Тогда он выкрикнул следующее:
— Это последняя мировая! Вы нам еще позавидуете!!!
Девица громко хихикала. Голый человек выпил содержимое бокала и разбил его о пол.
Больше ничего не произошло. Мы благополучно достигли первого этажа и выскочили наружу.
Вся ближайшая территория вокруг высотки была завалена обломками и телами. Сквозь рыжую пыль я разглядел людей, разрезанных пополам, или — отдельно ноги и голова, или туловище без ног и без головы. Или просто нечто бесформенное, как кусок мяса. Я увидел секретаршу Юры Дронского — Лиду Ямпала. У нее было удивительно спокойное лицо, словно она спала. Я обнаружил Батыха Кинжева в луже крови. В груди у него было два пулевых отверстия. То, что это были пулевые отверстия, я не сомневался ни минуты, потому что видел такие ранения во время восстания хлыстов в Санкт-Петербурге. Но кто и почему стрелял, трудно было понять. Впрочем, рассуждать не было времени. “Плюх!” — рядом что-то упало. И в отдалении тоже. Меня обрызгало. Находиться рядом со зданием было небезопасно. Я отцепил Росса. Он ту же стал активно встряхиваться. Женщина, которая все время повторяла: “Я не хочу умирать… я не хочу умирать…”, куда-то делась. Вторая пропала еще раньше.
Дом напротив высотки горел. Я задрал голову и посмотрел туда, где висел полчаса назад. Но ничего не увидел. Все застилали черный дым, рыжая пыль и тучи, из которых сыпались огромные искры. Это напоминало фейерверк, только в грандиозных масштабах. Казалось, горела даже мостовая.
Когда мы с Россом выбежали на Яузский бульвар, за спиной рухнула высотка. Она упала на лесок и окрестные кварталы. Земля вздрогнула.
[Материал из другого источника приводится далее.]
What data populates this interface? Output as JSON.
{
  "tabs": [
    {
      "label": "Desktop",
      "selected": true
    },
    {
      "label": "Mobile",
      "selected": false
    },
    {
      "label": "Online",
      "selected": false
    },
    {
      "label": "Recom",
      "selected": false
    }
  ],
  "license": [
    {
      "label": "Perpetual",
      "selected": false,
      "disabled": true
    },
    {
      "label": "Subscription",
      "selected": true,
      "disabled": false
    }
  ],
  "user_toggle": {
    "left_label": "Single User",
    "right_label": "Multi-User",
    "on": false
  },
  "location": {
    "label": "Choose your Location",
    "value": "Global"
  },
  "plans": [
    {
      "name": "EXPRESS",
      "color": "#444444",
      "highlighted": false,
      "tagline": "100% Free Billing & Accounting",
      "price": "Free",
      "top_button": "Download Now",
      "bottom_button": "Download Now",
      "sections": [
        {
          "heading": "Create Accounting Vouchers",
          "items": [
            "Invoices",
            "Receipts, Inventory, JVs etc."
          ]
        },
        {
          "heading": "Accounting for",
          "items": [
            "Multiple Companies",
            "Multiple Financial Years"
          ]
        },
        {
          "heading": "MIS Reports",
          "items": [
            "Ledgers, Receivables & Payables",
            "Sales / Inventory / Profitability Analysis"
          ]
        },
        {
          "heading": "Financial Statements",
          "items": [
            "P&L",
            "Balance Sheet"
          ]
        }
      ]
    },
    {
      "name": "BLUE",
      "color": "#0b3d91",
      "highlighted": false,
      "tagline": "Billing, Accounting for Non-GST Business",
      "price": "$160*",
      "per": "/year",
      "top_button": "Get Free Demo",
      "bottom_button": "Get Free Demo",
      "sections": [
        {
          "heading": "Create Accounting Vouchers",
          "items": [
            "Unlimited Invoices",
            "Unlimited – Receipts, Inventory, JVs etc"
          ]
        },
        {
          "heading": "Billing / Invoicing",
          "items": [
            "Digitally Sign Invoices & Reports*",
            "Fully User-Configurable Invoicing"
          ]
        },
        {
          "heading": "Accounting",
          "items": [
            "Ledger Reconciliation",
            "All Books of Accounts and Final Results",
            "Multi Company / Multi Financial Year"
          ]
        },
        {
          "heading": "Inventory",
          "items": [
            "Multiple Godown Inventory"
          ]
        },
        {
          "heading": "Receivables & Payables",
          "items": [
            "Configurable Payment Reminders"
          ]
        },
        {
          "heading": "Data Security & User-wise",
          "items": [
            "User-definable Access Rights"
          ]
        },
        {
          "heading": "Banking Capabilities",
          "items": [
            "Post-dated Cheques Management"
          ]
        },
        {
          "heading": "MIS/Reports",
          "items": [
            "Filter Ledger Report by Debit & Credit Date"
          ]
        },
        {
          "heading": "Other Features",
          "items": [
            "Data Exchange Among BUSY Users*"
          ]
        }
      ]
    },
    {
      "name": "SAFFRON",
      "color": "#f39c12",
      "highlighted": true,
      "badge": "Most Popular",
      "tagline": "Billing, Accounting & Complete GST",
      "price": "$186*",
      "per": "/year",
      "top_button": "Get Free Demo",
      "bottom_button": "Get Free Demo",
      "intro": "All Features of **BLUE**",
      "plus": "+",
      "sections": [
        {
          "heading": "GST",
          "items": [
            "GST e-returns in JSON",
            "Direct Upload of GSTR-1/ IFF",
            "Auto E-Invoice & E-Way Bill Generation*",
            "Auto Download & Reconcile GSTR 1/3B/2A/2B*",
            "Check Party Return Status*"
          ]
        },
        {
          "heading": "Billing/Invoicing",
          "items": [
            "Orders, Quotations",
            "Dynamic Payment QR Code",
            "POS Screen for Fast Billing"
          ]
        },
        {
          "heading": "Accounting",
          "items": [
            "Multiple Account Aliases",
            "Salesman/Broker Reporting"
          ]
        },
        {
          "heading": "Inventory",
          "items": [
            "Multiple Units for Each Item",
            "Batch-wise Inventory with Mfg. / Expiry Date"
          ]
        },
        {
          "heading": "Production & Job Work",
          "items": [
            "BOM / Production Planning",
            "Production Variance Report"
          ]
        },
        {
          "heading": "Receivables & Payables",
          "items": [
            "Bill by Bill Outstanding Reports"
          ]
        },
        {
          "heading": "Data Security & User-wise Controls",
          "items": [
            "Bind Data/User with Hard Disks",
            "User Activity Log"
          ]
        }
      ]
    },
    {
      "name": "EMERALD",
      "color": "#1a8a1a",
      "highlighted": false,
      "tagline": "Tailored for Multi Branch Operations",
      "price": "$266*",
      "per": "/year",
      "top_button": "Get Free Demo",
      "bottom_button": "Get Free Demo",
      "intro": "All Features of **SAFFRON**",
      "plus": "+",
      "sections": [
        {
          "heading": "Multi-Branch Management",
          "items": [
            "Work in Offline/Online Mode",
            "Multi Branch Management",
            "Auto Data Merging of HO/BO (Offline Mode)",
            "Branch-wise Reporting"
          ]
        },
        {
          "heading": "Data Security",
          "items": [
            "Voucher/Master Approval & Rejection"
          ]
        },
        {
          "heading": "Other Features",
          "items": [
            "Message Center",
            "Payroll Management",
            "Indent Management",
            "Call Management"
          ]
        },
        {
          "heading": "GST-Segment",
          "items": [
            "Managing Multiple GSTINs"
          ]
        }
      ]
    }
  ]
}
Потом пронеслась ударная волна, сбившая меня с ног. Росс устоял. Он только присел и заворчал. Ему, как и мне, не нравилось происходящее. Воздух наполнился клубами дыма и пыли. Было такое ощущение, что сюда вниз, как на дно глубокого аквариума, льется расплавленный воздух. Трудно было понять: то ли все еще идет огненный дождь, то ли это искры горящего города. Прямо над нами, кувыркаясь, пролетели оранжевые “жигули”, затем голубая “токса” врезалась в угол дома. От здания, находящегося за бульваром, остались одни стены, а огонь вырывался из окон, как из доменной печи. Иногда мелькали фигуры бегущих людей. Тучи горячего дыма заполняли улицу. Трудно было дышать. Нас обоих душил кашель. Мы сунулись было налево, чтобы попасть к реке, но на Парковой стали взрываться машины, а за дорогой вспыхнула автозаправка. Огненный шар взметнулся вверх, прокатился над сквером и окутал рядомстоящие дома. Все заполнилось рыжей мглой, сквозь которую пробивались огненные сполохи багрового цвета. Через мгновение уже ничего нельзя было разглядеть. Бежать к реке было бессмысленно. Вверх по Яузскому бульвару бушевал вихрь. Кажется, вслед за ним приподнимался даже асфальт. Воздух гудел. Деревья вспыхивали, как свечки.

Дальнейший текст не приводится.